Key information security achievements for 2023 include:

Enhancing Information Security Management
1. The information security management system has been improved, with the company passing the BSI British Standards Institution ISO 27001:2013 certification in August 2023. Moving forward, the company will continue to make improvements based on audit recommendations and plans to transition to ISO 27001:2022 in 2024.

2. A digital asset inventory and risk assessment are conducted based on the PDCA cycle to review the operation of information and communication security goals and measures, with improvements made as necessary. The General Manager chairs the ISO Implementation Committee each quarter to review information security execution.

Enhancing Information Security Protection
1. Strengthen protection measures for network connections, data centers, firewalls, email, and servers. Continuously review information security policies and procedures, and hold regular security project meetings for necessary audits and revisions.

2. To improve protection for operational technology (OT) systems, USB antivirus sticks are used to detect potential malware infections.
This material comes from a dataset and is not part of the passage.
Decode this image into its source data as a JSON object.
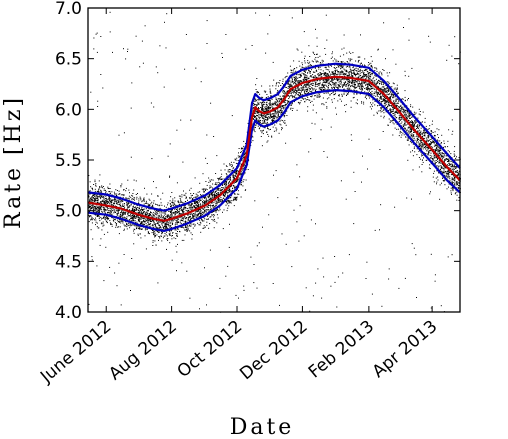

Access control and records are maintained for key infrastructure areas (such as data centers) to ensure physical security.

Building a Collaborative Information Security Defense
1. Establish an information security monitoring center to observe abnormal security behavior. Core systems have integrated MDR (Managed Detection and Response) endpoint protection services, combining rapid detection, protection, and recovery capabilities for IT and OT endpoints. External professional security assistance is used for comprehensive and round-the-clock monitoring and analysis to effectively prevent and respond to viruses and malicious attacks.

2. Actively participate in external information security alliance activities and initiatives to stay informed about security trends.

Cultivating a Corporate Information Security Culture
1. Create a dedicated information security section on the EIP intranet for promotions and announcements, offering online courses to help employees prevent email scams, malicious website links, and other attack methods. This aims to improve understanding and protection of confidential information.

2. In 2023, 2 social engineering drills were conducted, utilizing AI technology to design test emails simulating external attack methods. The average click rate of test emails by employees was below the target value.


In August 2023, the company passed the ISO 27001:2013 (ISMS)
certification by BSI British Standards Institution.